Avoid these common Halloween costume dangers



Children and adults may spend weeks planning their Halloween costumes. Movie or television characters, political figures, horror icons, or everyday heroes are among the most popular costumes each year.

Much thought goes into Halloween costumes, and equal consideration should be given to ensuring the costume is as safe as it is fun. The following are some common costume hazards and how to avoid them.

• Flammable materials: According to the ASTM D1230-17 – Standard Test Method for Flammability of Apparel Textiles, some combustible fabrics used in the design of clothing “are potentially dangerous to the wearer because of such factors as ease of ignition, flame spread time, amount of heat released, and design of the garment.” Quite often Halloween costumes fall under these dangerous classifications because they are not considered everyday apparel. Materials may not be sturdy and federal requirements for clothing to be flame-resistant may be skirted. Some costumes can ignite in seconds. Others also may cause “flaming drip,” which describes the melting of plastic material that leads to it separating from the rest of the costume. Flaming drip can cause secondary fires or burns to the skin. Look for costumes that list flame-resistance, even if they may be more expensive.

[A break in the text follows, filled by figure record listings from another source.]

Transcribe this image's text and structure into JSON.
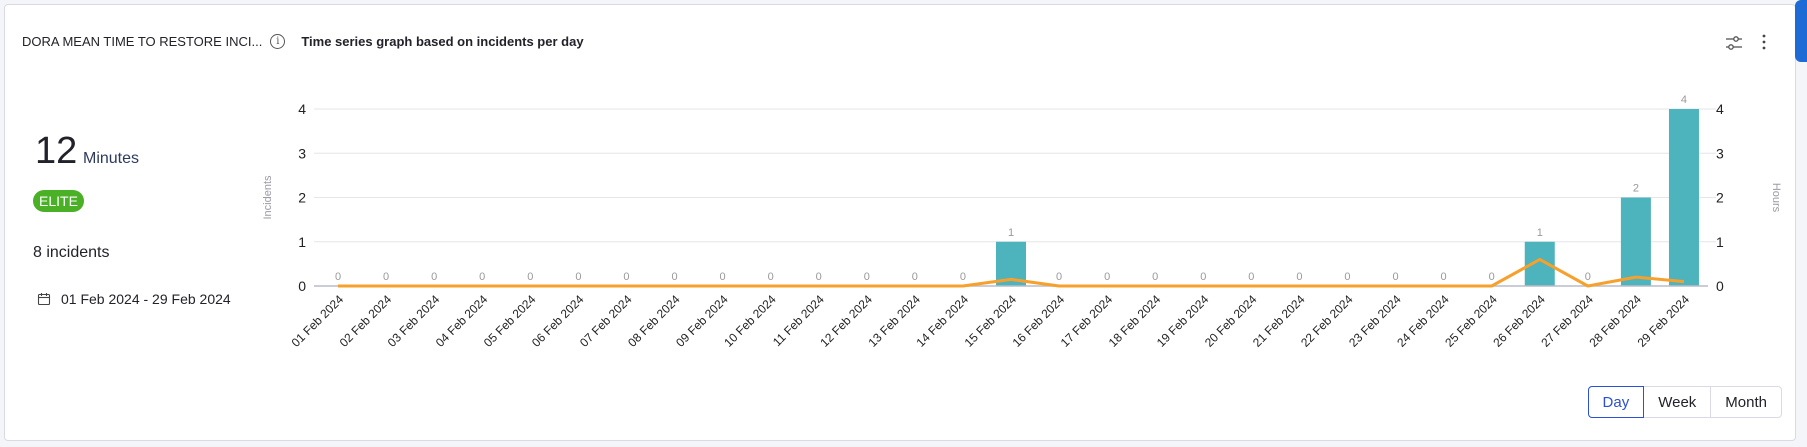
{
  "widget": {
    "title": "DORA MEAN TIME TO RESTORE INCI...",
    "info_icon": "info-icon",
    "chart_title": "Time series graph based on incidents per day",
    "settings_icon": "sliders-icon",
    "menu_icon": "kebab-menu-icon"
  },
  "summary": {
    "value": "12",
    "unit": "Minutes",
    "badge": "ELITE",
    "badge_color": "#4ab025",
    "incidents": "8 incidents",
    "date_range": "01 Feb 2024 - 29 Feb 2024",
    "date_icon": "calendar-icon"
  },
  "granularity": {
    "options": [
      "Day",
      "Week",
      "Month"
    ],
    "selected": "Day"
  },
  "chart_data": {
    "type": "bar",
    "categories": [
      "01 Feb 2024",
      "02 Feb 2024",
      "03 Feb 2024",
      "04 Feb 2024",
      "05 Feb 2024",
      "06 Feb 2024",
      "07 Feb 2024",
      "08 Feb 2024",
      "09 Feb 2024",
      "10 Feb 2024",
      "11 Feb 2024",
      "12 Feb 2024",
      "13 Feb 2024",
      "14 Feb 2024",
      "15 Feb 2024",
      "16 Feb 2024",
      "17 Feb 2024",
      "18 Feb 2024",
      "19 Feb 2024",
      "20 Feb 2024",
      "21 Feb 2024",
      "22 Feb 2024",
      "23 Feb 2024",
      "24 Feb 2024",
      "25 Feb 2024",
      "26 Feb 2024",
      "27 Feb 2024",
      "28 Feb 2024",
      "29 Feb 2024"
    ],
    "series": [
      {
        "type": "bar",
        "axis": "left",
        "color": "#4db3bc",
        "values": [
          0,
          0,
          0,
          0,
          0,
          0,
          0,
          0,
          0,
          0,
          0,
          0,
          0,
          0,
          1,
          0,
          0,
          0,
          0,
          0,
          0,
          0,
          0,
          0,
          0,
          1,
          0,
          2,
          4
        ]
      },
      {
        "type": "line",
        "axis": "right",
        "color": "#f7a02c",
        "values": [
          0,
          0,
          0,
          0,
          0,
          0,
          0,
          0,
          0,
          0,
          0,
          0,
          0,
          0,
          0.15,
          0,
          0,
          0,
          0,
          0,
          0,
          0,
          0,
          0,
          0,
          0.6,
          0,
          0.2,
          0.1
        ]
      }
    ],
    "ylabel": "Incidents",
    "y2label": "Hours",
    "ylim": [
      0,
      4
    ],
    "y2lim": [
      0,
      4
    ],
    "yticks": [
      "0",
      "1",
      "2",
      "3",
      "4"
    ],
    "y2ticks": [
      "0",
      "1",
      "2",
      "3",
      "4"
    ],
    "data_labels": true,
    "grid": true,
    "legend": "none"
  }
}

• Invisible suits: Invisible suits are stretchy bodysuits that cover the entire frame and head. Newer incarnations that are all black without eyeholes can be dangerous to wear because they limit wearers’ ability to see clearly and be seen by others.

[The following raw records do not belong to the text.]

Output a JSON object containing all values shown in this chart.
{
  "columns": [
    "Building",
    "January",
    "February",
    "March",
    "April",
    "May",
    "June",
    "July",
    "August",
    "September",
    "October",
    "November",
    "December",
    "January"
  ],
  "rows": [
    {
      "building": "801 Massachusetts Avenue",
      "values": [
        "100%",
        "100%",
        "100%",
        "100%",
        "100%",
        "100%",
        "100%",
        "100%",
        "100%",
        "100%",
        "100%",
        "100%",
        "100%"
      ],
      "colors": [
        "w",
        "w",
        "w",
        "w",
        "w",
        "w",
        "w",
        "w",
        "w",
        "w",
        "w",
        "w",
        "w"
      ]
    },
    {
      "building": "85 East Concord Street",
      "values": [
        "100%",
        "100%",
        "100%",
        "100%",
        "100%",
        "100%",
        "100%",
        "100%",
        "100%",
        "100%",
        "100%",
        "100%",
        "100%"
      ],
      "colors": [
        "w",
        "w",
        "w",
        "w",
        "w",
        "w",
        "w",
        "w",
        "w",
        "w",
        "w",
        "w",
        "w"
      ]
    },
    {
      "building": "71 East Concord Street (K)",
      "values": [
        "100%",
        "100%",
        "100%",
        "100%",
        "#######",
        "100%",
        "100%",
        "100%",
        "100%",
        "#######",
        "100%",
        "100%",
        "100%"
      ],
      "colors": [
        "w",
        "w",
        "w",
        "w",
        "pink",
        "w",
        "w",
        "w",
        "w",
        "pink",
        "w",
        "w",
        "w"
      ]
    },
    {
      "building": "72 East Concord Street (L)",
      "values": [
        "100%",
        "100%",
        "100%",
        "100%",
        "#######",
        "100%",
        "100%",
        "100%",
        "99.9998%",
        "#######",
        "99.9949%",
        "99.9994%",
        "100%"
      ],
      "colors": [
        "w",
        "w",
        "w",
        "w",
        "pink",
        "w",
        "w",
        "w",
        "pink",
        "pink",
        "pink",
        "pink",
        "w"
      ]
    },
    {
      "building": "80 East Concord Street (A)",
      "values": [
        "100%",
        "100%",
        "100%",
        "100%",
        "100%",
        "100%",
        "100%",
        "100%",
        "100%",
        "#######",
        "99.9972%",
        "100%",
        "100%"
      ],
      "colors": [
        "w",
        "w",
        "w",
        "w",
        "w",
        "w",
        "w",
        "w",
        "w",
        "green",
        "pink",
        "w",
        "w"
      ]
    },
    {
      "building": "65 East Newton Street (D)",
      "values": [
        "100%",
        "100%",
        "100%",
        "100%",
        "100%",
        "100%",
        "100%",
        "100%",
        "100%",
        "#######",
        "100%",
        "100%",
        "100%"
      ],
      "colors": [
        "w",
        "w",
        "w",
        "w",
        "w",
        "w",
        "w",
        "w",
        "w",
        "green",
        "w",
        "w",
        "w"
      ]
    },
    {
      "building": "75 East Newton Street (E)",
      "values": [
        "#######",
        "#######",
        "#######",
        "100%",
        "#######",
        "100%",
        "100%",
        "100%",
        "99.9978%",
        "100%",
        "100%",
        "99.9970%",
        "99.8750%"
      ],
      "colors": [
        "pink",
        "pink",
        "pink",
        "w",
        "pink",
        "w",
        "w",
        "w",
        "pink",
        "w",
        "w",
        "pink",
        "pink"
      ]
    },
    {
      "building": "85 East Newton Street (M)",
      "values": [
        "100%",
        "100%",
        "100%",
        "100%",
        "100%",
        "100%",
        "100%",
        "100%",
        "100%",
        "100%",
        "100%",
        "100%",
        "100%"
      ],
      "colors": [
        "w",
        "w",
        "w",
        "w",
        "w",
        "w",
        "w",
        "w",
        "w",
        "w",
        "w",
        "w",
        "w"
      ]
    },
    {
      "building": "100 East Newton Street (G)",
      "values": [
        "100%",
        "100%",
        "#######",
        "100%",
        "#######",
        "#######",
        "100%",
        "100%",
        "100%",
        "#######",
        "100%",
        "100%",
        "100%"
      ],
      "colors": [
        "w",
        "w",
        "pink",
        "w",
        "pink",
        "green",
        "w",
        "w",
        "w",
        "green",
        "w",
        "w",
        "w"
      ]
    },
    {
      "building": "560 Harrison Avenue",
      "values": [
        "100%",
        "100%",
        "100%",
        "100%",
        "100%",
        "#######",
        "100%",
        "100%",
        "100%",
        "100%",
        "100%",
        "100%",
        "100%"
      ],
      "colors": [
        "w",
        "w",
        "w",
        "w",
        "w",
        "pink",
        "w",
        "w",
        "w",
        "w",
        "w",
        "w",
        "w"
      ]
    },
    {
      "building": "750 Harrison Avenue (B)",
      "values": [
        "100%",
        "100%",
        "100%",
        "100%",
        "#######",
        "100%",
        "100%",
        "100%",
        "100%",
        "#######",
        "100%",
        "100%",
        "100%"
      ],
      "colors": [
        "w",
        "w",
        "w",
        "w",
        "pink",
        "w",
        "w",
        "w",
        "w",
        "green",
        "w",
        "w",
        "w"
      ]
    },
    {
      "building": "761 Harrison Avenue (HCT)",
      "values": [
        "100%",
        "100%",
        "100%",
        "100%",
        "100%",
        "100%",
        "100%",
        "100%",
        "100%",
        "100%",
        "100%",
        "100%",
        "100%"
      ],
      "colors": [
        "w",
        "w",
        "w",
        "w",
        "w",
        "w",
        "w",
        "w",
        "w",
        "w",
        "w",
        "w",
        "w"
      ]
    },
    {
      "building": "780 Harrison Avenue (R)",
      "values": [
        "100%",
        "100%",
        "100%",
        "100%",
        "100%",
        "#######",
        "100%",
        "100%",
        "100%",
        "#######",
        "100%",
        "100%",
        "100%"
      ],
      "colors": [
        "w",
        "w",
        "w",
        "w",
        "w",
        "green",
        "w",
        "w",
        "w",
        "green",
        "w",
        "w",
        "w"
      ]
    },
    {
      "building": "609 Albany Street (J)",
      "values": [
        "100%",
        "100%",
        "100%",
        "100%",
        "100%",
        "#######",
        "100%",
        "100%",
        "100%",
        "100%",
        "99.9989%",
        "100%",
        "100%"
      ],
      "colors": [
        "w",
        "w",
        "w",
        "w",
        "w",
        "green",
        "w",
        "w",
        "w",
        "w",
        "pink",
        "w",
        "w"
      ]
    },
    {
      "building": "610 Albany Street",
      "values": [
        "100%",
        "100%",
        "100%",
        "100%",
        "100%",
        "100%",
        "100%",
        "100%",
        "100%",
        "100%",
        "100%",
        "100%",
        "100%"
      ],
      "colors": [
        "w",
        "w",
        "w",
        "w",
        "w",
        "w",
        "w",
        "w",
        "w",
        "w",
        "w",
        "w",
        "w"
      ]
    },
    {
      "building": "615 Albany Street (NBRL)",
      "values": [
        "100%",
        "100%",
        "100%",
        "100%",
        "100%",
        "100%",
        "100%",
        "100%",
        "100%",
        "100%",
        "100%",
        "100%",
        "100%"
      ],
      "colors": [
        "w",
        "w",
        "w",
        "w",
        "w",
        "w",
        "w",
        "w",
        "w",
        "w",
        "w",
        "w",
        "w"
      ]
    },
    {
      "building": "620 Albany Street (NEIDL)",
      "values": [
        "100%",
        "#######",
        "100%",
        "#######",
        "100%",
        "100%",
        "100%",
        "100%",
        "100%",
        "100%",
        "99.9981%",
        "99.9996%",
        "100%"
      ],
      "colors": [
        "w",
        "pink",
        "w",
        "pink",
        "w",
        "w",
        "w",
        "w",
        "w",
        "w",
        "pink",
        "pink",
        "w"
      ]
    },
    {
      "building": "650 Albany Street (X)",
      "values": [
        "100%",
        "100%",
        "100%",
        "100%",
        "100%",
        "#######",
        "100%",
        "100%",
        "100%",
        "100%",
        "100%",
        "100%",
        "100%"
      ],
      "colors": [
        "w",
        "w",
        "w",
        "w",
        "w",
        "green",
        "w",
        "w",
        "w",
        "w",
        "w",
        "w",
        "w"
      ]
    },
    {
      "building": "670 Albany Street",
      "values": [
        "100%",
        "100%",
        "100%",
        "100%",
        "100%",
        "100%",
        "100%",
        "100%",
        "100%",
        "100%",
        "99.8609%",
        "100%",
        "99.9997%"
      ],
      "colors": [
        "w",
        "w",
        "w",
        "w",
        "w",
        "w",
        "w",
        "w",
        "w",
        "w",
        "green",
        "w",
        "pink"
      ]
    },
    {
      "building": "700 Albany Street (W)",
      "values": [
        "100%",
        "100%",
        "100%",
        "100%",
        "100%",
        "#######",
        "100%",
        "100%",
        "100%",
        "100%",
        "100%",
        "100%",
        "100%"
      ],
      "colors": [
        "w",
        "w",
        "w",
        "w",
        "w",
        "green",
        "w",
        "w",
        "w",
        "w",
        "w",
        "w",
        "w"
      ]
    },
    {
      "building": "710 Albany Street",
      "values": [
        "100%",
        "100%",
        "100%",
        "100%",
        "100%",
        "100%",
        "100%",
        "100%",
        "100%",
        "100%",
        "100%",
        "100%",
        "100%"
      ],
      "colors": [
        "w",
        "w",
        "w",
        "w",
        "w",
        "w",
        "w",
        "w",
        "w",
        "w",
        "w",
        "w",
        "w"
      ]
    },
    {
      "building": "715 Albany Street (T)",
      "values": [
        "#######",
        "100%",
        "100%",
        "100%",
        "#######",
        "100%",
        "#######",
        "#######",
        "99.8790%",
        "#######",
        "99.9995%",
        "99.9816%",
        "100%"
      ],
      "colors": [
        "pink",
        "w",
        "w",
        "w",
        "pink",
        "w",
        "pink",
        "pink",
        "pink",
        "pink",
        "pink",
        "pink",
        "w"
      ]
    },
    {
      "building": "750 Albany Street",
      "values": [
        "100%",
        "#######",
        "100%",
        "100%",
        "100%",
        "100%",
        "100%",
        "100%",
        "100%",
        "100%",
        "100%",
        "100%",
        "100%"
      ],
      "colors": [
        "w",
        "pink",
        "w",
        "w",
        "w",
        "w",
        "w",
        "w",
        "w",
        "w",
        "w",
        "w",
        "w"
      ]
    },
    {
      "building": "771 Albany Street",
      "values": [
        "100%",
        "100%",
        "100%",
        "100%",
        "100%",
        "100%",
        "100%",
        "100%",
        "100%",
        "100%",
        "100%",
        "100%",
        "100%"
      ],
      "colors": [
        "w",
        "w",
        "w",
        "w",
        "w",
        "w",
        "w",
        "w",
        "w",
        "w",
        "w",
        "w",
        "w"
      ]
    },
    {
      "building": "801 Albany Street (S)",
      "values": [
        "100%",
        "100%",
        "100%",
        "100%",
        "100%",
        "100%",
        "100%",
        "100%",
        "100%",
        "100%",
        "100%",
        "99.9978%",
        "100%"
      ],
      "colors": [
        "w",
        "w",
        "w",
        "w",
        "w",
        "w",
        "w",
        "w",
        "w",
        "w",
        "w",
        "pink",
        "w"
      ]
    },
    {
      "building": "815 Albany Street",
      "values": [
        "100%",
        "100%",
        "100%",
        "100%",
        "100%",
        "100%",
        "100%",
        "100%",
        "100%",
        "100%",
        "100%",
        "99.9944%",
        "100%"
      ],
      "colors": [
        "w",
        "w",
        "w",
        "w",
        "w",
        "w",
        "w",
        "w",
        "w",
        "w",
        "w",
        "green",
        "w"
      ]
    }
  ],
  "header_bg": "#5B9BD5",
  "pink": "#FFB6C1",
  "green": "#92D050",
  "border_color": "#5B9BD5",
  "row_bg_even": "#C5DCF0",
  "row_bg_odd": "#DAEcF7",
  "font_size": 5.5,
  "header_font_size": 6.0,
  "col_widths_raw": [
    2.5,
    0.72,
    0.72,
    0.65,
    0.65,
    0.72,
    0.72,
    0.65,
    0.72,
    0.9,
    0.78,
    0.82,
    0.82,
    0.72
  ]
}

• Dangerous makeup: Halloween makeup may not be created in adherence to the same standards as regular cosmetics. Check ingredients for hazards and warnings about where the makeup can be applied, as some products are not recommended for use around the mouth or eyes. Apply a small amount first to see if an allergic reaction occurs.

• Capes and flowing components: Costumes that have long, flowing parts, such as a costume for Ringwraith, a character from the “Lord of the Rings” trilogy, or even caped crusaders can be fire hazards. Parts of such costumes also can get caught underfoot in doors (such as rotating entrances to stores) and even the gears on bicycles. Strangulation or falls can occur in these instances.

• Faulty footwear: Costumes that require the use of high heels, platform shoes or any other design that may impede the ability to walk safely should be discouraged. Not only can they cause foot discomfort that reduces time spent on the trick-or-treating circuit, but these costumes also increase the risk of slips and falls and twisted or broken ankles.

• Contact lenses: Colored or patterned contact lenses are popular components of some costumes. However, decorative contact lenses should not be used without a proper fitting by an eye care professional who sells reputable decorative contact brands. Also, never share contact lenses and always wash hands before putting in contacts or removing them from the eyes.

Halloween is a festive holiday, and even more so when costumes don’t compromise celebrants’ safety.